A bioeconomic approach to fisheries management with multiple criteria, introducing a nonlinear optimization algorithm, could be integrated to reconcile economical and ecological criteria, in many cases conflicting with each other (see Chapter 6).
Suppose a sequential shrimp fishery is composed by an artisanal fleet that captures juveniles and young adults, and a mechanized fleet that essentially captures the adult component of the stock. A bioeconomic analyst has been requested to evaluate fishery performance under the following management instruments: minimum size at first capture, length of the fishing season and specification of the preferred months for a closed season. A limitation in the number of vessels is assumed. It is also assumed that the mechanized fleet is not versatile and therefore will pay for the fixed costs during the closed season. Since recruitment periods above the average (20% of the observed years) could occur, the manager is considering the possibility of increasing by 25% the number of licenses for both fleets. Main fishery parameters are shown in Table 4.1.
Short and long run dynamics. In the short-run, the model represents dynamically the seasonal distribution of recruitment (Fig. 4.3a) and fishing effort (Fig.4.3b). With a fishing season of 10 months, beginning in the third month, the effect on the spawning stock is reflected in the relative magnitude of both recruitment periods: in the former, the maximum number of individuals is 13.2 millions, whereas in the second it is 7.8 millions. If the start of the fishing season is changed, the success of both recruitment periods could be affected. Analogously, the recruitment magnitude for both periods would be affected if the length of the fishing season varied. The above results allow us to combine and evaluate the effects of different starting dates and durations of the fishing season, given a known distribution of recruitment peaks, in order to maintain and, if possible, to increase the economic rent that the fishery could generate through time.
|Maximum age of the species||24mo|
|Age at first maturity||6mo|
|Age at first capture for fleet 1 (mechanized)||3mo|
|Age at first capture for fleet 2 (artisanal)||2mo|
|Growth curvature parameter||0.27/mo|
|Growth parameter to||-0.03/mo|
|Asymptotic length||245 mm|
|Area swept per day fleet 1||1.41Km2|
|Area swept per day fleet 2||0.25Km2|
|Length at 50% gear retention, fleet 1||170mm|
|Length at 50% gear retention, fleet 2||150mm|
|Length at 75% gear retention, fleet 1||175mm|
|Length at 75% gear retention, fleet 2||170mm|
|Stock distribution area||6405Km2|
|Fleet 1 dynamic parameter||0.000001|
|Fleet 2 dynamic parameter||0.0000015|
|Maximum observed recruitment||76900000ind|
|Length of the fishing season||10 mo|
|Start of the fishing season||Mo3|
|Month of first recruitment||Mo4|
|Month of second recruitment||Mo11|
|Length of simulation run||3yr|
|Order of the distributed delay||2mo|
|Fishing days/mo fleet 1||20|
|Fishing days/mo fleet2||12|
|Time delay of boats entry||O d|
|Average time delay of recruits transit||2mo|
|Unit cost of fishing effort, fleet 1||65000 ($/vessel/yr)|
|Unit cost of fishing effort, fleet 2||3000($/vessel/yr)|
|Minimum price (90–100/ib)||1500 ($/tonne)|
|Slope of the curve of prices/length||700($)|
|Incidental weighted income||318 ($/tonne)|
Fishery yield decreases through time for both fleets (Figs. 4.3c, d).

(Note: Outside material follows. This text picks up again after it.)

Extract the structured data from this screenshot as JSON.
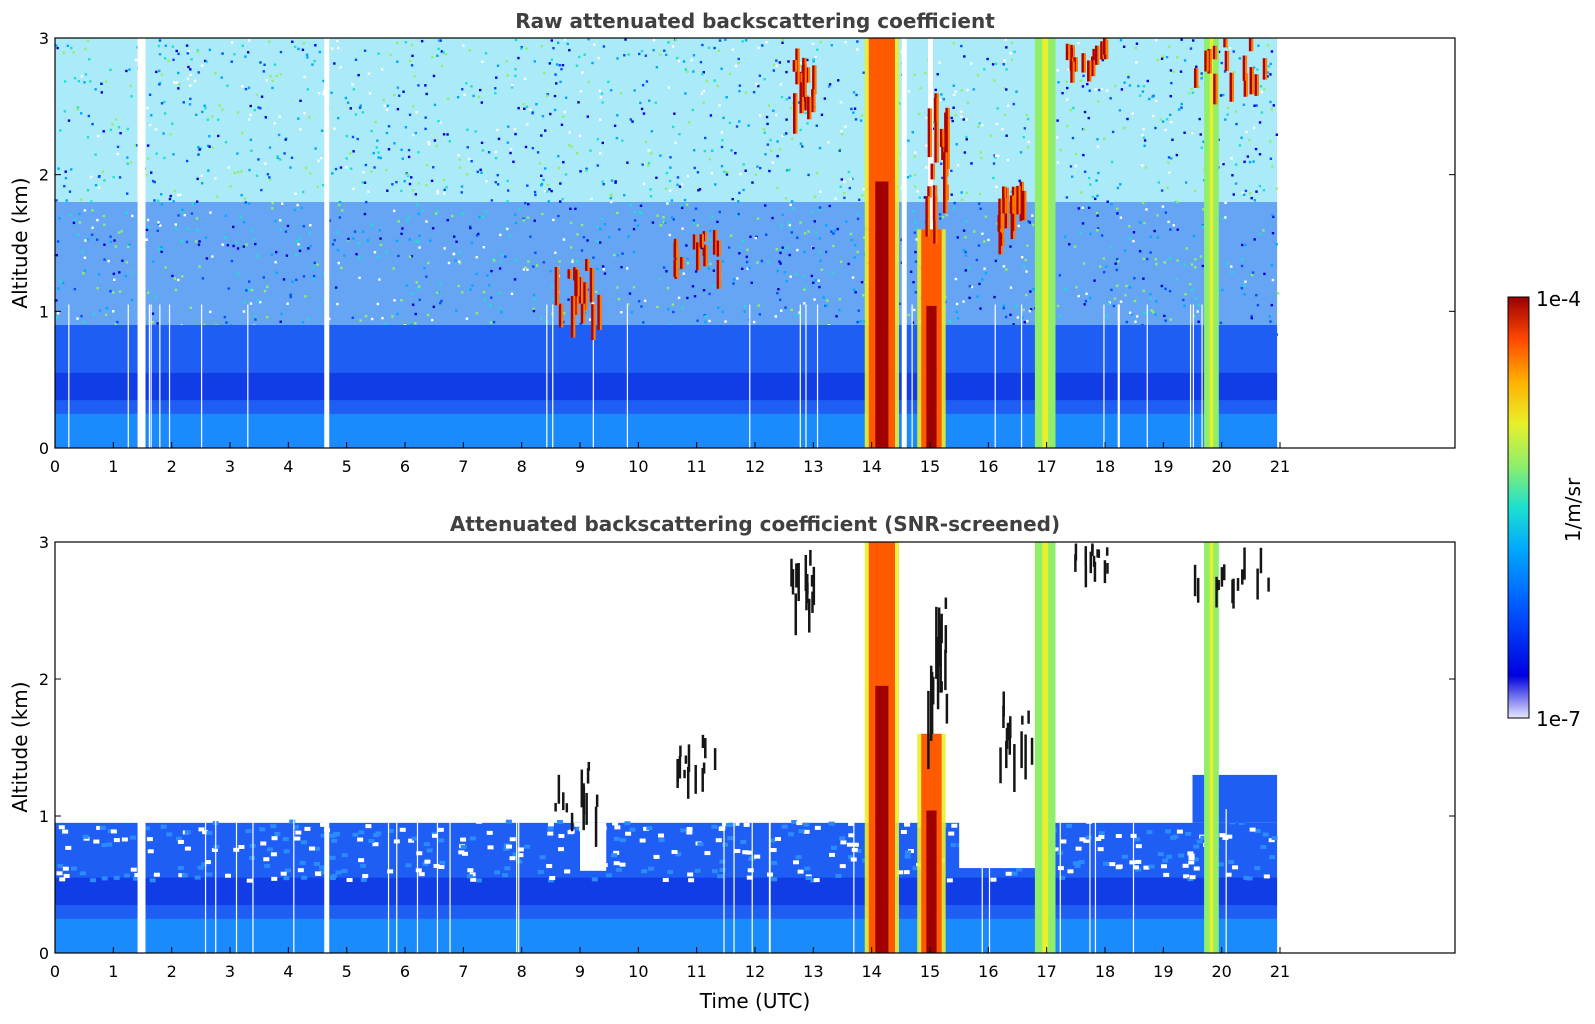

However, the relatively low unit cost of artisanal fishing effort allows it to generate economic rent. Figures 4.3e and 4.3f show dynamic fluctuations of costs and benefits as perceived by each fleet. The accumulated rent throughout the fishing season will determine, under open-access, potential long-term changes in the number of vessels. For both fleets, the number of vessels begins to decrease from the second year of the simulation run as a result of negative profits. This shrimp fishery reflects a clear trend towards overexploitation and overinvestment.